The emergency caused by environmental pollution has been given a name solastalgia. In particular, concern about climate change is causing concern worldwide. Ten in the country study out of ten thousand young adults published Lancet Planetary Health Last year, three-quarters of 16-25 year olds interviewed said that “the future is scary”. Their desperation has political consequences. It promotes fearful, not enlightening, narratives that are as likely to breed guilt or denial as constructive thinking. It can inhibit collective action rather than encourage it.

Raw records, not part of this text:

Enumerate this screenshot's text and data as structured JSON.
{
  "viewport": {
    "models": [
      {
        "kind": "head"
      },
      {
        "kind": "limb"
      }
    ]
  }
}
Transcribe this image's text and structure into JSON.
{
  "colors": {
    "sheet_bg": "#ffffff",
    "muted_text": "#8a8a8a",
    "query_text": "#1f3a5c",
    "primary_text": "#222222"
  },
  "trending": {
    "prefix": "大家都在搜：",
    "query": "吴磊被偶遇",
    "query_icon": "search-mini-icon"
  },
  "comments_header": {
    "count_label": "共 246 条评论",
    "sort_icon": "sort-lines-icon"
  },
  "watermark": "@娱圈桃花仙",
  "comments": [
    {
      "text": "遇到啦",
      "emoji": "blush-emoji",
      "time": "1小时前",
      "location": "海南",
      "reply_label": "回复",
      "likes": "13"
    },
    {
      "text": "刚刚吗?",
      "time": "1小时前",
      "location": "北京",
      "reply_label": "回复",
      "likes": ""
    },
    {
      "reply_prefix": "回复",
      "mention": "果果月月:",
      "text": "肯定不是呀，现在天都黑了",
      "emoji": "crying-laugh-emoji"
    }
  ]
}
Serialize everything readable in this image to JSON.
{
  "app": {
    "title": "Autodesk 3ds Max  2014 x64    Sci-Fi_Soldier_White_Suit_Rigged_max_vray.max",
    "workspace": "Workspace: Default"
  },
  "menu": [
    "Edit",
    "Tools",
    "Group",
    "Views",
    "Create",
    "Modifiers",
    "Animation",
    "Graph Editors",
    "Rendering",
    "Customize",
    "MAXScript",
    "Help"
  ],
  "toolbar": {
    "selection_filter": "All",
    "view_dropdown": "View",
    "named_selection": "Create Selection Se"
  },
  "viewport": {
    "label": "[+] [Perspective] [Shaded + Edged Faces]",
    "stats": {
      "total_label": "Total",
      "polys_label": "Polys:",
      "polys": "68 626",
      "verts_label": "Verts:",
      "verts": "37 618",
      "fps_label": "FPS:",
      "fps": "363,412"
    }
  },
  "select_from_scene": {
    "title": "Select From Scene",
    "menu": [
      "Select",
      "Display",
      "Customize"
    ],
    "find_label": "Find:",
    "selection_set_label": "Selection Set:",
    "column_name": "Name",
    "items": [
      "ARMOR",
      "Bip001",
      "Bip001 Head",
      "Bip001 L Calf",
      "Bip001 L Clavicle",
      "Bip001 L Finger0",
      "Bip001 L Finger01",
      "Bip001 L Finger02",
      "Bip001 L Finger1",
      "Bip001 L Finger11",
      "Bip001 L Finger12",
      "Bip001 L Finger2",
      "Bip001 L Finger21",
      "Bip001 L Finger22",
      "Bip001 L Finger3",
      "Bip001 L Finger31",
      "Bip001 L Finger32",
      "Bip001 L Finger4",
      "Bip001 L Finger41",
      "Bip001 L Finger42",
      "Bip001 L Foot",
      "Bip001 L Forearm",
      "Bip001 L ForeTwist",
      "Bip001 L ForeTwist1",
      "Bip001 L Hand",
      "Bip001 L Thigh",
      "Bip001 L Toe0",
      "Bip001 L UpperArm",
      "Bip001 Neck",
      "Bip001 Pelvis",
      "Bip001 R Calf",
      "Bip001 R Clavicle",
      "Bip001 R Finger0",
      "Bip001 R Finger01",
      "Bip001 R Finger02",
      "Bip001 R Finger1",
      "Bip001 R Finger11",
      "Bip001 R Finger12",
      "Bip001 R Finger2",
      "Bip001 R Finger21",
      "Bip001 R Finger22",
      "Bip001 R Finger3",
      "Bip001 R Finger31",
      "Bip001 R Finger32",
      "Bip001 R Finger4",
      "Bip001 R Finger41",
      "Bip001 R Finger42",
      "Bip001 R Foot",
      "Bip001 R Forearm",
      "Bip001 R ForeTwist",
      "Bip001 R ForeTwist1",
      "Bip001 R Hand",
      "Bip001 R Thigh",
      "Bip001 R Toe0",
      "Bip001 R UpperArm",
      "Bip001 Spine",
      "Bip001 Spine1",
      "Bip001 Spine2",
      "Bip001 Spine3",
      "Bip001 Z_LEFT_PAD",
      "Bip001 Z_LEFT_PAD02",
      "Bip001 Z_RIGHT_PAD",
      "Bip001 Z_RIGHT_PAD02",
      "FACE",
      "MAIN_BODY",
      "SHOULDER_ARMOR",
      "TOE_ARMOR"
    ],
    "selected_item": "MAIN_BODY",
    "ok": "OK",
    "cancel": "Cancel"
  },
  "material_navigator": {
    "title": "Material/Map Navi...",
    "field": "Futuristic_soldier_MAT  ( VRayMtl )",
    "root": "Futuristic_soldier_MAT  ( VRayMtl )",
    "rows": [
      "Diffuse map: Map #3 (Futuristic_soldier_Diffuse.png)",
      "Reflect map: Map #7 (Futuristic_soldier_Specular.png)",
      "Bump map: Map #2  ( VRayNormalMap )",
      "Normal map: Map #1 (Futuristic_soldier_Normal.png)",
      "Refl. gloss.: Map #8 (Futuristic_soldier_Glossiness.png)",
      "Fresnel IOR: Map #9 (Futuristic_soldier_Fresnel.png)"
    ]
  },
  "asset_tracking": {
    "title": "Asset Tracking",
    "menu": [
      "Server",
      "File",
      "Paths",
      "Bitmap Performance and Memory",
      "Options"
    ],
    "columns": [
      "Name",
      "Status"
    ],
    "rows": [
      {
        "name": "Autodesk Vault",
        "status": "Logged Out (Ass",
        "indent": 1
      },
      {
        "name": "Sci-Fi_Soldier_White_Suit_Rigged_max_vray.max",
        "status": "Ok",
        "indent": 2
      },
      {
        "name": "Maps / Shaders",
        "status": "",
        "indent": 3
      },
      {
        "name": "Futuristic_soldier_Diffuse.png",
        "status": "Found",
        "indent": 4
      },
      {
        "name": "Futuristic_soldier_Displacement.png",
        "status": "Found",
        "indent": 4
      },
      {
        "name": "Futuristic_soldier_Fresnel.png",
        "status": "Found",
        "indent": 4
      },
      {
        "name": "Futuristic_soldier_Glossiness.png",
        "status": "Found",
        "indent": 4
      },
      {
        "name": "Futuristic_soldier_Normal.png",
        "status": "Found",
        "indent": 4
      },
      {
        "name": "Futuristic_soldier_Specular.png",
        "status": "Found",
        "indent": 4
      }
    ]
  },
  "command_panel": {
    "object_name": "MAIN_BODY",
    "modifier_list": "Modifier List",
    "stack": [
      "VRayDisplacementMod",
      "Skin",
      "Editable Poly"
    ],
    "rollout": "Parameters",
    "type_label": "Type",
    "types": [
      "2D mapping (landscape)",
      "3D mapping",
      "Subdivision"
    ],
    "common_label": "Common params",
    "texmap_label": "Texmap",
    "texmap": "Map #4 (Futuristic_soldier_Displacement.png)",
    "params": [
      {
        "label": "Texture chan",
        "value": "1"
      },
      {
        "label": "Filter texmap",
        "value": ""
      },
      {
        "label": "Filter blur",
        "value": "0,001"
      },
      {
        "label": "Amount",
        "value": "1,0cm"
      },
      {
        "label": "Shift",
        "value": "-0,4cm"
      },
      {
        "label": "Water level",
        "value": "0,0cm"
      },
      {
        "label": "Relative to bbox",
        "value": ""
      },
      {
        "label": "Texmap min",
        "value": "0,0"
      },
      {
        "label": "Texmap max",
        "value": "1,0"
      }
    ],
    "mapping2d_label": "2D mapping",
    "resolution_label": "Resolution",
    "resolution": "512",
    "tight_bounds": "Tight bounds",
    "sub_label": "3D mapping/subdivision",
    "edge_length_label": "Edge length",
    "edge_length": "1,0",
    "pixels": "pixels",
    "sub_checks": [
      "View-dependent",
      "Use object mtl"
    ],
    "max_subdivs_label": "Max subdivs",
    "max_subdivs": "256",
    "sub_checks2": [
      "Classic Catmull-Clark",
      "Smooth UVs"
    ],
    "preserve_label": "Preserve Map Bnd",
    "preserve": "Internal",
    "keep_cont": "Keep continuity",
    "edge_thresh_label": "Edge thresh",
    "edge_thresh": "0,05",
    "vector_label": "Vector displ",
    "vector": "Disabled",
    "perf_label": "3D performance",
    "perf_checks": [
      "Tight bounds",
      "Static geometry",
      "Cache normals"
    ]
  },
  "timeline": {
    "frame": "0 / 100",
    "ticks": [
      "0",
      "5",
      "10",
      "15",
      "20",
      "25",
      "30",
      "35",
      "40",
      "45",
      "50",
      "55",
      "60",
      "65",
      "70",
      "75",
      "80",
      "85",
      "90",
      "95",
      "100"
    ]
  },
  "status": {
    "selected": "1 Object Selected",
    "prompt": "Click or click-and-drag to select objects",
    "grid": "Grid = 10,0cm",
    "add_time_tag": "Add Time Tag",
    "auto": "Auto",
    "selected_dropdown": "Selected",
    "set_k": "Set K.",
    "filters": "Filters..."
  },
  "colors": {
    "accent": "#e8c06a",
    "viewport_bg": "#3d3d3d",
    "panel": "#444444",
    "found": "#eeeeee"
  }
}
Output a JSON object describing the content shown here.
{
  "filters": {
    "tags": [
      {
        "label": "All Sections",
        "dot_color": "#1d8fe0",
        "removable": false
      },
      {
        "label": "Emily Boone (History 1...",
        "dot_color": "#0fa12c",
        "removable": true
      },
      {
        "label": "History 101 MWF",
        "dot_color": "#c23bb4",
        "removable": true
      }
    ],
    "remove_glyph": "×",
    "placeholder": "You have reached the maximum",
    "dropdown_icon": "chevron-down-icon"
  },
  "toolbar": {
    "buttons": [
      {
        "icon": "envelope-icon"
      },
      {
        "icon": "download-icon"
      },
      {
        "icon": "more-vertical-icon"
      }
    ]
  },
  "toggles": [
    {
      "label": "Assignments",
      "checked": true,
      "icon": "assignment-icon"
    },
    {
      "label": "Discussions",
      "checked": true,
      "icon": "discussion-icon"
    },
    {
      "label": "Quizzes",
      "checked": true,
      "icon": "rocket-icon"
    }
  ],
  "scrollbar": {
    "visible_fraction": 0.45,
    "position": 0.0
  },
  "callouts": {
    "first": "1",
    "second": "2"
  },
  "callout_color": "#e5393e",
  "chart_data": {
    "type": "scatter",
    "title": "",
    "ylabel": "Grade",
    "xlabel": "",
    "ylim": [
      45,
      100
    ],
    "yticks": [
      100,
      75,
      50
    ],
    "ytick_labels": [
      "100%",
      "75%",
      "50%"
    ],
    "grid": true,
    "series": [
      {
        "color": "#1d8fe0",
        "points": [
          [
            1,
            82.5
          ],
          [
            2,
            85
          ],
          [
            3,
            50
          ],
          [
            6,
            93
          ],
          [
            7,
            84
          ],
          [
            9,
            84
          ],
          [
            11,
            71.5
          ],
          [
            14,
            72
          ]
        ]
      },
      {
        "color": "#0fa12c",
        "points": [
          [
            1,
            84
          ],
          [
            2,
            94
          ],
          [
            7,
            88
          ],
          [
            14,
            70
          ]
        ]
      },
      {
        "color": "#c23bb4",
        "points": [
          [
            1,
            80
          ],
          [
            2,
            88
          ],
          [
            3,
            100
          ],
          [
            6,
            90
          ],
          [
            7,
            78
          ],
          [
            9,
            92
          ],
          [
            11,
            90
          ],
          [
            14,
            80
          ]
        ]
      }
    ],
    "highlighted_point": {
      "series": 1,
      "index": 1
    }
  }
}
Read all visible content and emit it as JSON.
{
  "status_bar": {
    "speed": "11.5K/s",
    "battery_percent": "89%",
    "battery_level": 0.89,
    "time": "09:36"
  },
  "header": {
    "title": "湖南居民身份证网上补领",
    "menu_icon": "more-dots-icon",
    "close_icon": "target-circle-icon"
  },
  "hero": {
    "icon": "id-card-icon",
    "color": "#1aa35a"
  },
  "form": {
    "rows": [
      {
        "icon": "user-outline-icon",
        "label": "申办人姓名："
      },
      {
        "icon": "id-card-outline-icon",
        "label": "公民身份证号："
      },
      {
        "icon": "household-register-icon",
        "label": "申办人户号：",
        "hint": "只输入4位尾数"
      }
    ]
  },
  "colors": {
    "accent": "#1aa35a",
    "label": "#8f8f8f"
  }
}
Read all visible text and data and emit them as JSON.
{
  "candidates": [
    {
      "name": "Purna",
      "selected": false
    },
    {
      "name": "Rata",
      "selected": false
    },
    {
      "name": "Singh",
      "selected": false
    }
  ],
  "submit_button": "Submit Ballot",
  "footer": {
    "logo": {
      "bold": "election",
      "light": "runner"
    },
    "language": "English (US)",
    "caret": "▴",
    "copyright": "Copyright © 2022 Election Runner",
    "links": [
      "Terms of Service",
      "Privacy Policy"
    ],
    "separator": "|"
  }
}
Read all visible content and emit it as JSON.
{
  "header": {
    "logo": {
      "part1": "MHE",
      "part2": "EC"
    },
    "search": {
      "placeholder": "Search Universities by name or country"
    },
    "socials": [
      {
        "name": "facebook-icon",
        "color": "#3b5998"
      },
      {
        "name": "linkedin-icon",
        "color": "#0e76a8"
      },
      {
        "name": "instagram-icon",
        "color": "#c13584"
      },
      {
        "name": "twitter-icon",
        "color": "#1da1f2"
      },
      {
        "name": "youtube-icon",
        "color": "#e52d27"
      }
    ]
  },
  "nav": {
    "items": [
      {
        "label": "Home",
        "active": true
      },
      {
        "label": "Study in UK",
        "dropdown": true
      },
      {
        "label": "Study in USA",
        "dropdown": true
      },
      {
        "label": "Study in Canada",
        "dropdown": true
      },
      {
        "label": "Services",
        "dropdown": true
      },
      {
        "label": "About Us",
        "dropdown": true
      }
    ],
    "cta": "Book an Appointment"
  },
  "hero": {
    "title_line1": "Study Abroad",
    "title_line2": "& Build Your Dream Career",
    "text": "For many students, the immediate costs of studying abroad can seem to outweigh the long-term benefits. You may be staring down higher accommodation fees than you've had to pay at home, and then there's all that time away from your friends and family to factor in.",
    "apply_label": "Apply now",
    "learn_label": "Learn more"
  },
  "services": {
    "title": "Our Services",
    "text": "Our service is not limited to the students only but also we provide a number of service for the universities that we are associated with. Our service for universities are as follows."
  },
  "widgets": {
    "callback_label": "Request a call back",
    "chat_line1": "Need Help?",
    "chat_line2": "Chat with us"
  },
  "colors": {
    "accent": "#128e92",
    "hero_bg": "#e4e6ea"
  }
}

In Finland, however, solastalgia, or environmental anxiety, has energized the electorate rather than crippled them. Not only do polls show widespread commitment to environmental issues; they consistently report high trust in government. And while it is not optimism, it reflects pragmatism. Finnish participants Lancet Planetary Health those polled weren’t quite sure—43 percent agreed with the statement that “mankind is doomed,” but overall they feared the future less than anyone else. Finns, to say the old joke, don’t care much whether the glass is half full or half empty, as long as there’s another round.
It’s not easy to develop happy ways to talk about climate change, but there are worse places than that Tove Jansson. The creator of the Moomins was fascinated by the change of seasons and the forces of nature. Midwinter in Moominland and Moomin summer madness are storms, floods, eruptions and earthquakes. And the threat takes almost final proportions Comet in Moominlanda doomsday story with a breakup that I first read when I was seven. As the cosmic fireball climbs towards Moomin Valley, the heroes of the book travel to a distant observatory to see what’s going on. The sky shimmers and the sea vaporizes, the trees suffocate, the tornado spins and the grasshoppers destroy the land. The animals of the forest flee like refugees, the intellectuals are oblivious to the danger, and the astronomer who calculated the approximate second of the collision is puzzled when asked what will happen next.
Released right after World War II Comet in Moominland was written in a country that was close to destruction, and reflects Auden’s observation that “there are good books for grown-ups only… but there are no good Books which are intended only children.’ The apocalypse has of course been averted. The comet roars past leaving nothing worse than a flattened cake in its wake. But the takeaway is not the inevitability of happy endings or even the possibility of a happy escape. Disharmony is dangerous and the risks of unhappiness must be faced – simply to protect the little things that make life worthwhile.
On my last day in Helsinki, I went to a park on a hillside in the southern tip of the capital to watch the sun slide under the Baltic Sea. Just a moment, mine environmental anxiety decreased. The prevailing winds were not worrisome but pleasant. Maples and birches shone on the protracted dusky granite slope, barely moved for two billion years. Gulls and geese gathered in swaying chevrons that soon headed south. The seasons seemed to be right. Autumn was coming.
This song is a part LRB’s collaboration with the World Weather Network.